The studies for the proposed dams describe potential impacts on aquatic habitats, changes in the dynamics of sediment transport and a reduction in river connectivity, with the formation of barriers to biological flows. Fishers were not mentioned in the studies, nor in the presentation on the official website for the binational project.
Gerônima Costa was born in the rubber plantations in the interior of Guajará-Mirim in 1962, to a family that made their living from rubber and fishing. She said that an overflow of the Mamoré River in 2014, caused by the operations of the Jirau hydroelectric plant, left several neighbourhoods underwater and affected the headquarters of the Z-2 community.
The fishers were compensated by the company that manages Jirau, but Gerônima does not want a repeat of the experience: “Our town has become like an island. Water came in everywhere. We have to respect our reserves and Indigenous areas.”
Fish farming ponds in Bolivia have also collapsed, and fish such as the pirarucu have spread into local rivers, preying on a number of species that are important in both the trade and diets of local residents.
Just transition
Multiple interviewees for this report complained that the existing hydroelectric dams on the Madeira River produce electricity for the grid, often destined for beyond Rondônia, while in local municipalities energy is expensive and often from dirty and intermittent sources.
“This hydroelectric complex invested in, realised and built in Brazil was made for the national system. It was never designed to supply the Amazonian population,” said Natalie Unterstell. “This is proof of environmental racism,” she claimed.
At the Z-2 fishing community headquarters, the monthly energy bill is around 1,000 reais (US$200). At its fish market, which hosts a cold room and ice machine, it’s around 4,000 reais. “The hydroelectric plants are not for us,” says Gerônima Costa.

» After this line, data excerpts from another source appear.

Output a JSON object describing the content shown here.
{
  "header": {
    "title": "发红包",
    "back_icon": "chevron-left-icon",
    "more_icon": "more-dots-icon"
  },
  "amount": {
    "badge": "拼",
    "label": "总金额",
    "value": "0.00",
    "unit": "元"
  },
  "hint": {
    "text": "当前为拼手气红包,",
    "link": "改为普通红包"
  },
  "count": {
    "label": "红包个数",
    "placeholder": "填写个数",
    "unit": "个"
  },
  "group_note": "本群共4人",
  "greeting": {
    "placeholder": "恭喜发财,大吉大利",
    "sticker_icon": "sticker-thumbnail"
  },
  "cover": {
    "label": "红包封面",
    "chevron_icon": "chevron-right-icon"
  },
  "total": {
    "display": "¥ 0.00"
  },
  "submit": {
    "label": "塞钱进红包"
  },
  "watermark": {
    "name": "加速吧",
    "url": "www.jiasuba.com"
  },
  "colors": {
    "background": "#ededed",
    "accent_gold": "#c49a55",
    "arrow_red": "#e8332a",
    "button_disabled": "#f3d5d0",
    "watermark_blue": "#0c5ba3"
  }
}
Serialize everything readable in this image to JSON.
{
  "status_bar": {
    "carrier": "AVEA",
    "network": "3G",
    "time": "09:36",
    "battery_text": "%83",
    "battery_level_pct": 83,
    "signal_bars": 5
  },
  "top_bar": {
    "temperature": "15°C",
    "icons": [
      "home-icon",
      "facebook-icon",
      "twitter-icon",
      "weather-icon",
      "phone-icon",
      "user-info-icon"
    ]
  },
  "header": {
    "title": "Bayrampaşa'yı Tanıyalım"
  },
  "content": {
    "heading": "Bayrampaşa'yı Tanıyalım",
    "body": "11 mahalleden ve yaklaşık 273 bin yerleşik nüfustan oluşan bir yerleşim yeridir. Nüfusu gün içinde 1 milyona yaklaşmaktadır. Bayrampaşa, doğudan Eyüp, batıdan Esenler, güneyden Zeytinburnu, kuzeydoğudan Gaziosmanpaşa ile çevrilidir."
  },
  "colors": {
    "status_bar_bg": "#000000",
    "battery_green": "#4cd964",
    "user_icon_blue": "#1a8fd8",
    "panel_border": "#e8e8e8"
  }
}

In Brazil’s Legal Amazon, the official region comprised of nine Amazonian states, there are 211 isolated electricity systems, those that are not connected to the national system. Around 80% of energy in these systems is estimated to come from diesel-fuelled sources. In 2022, these sites consumed 857,900 cubic metres of diesel oil, producing almost 3 million tonnes of carbon emissions, according to figures from the Ministry of Mines and Energy obtained by via Brazil’s Access to Information Act.
In the Pacaás Novos River extractive reserve, each family has its own diesel generator and spends up to 400 reais (US$80) a month to have power for four hours a day. Some of those who have made a profit on their harvests have begun to invest in solar panels, “to have a fridge, to have energy for their own home, to switch on a television,” said Ronaldo Lins.
But that should soon change: producers on extractive reserves hope to be served by the federal government’s Light for All programme by March this year.
Some photovoltaic panels have already arrived at the Ouro Preto River reserve. Each consumer pays a monthly fee of 60 reais (US$12), according to Edvaldo da Costa. “Those people who live two or three days away from the city now have their own energy, their own fridge. It’s changed a lot, for the better,” he added.
“When it comes to food, people used to salt meat to dehydrate it, and now it’s preserved in ice. Even for their own health, it helps a lot. Drinking cold water – not many people had that privilege. The whole community is happy.”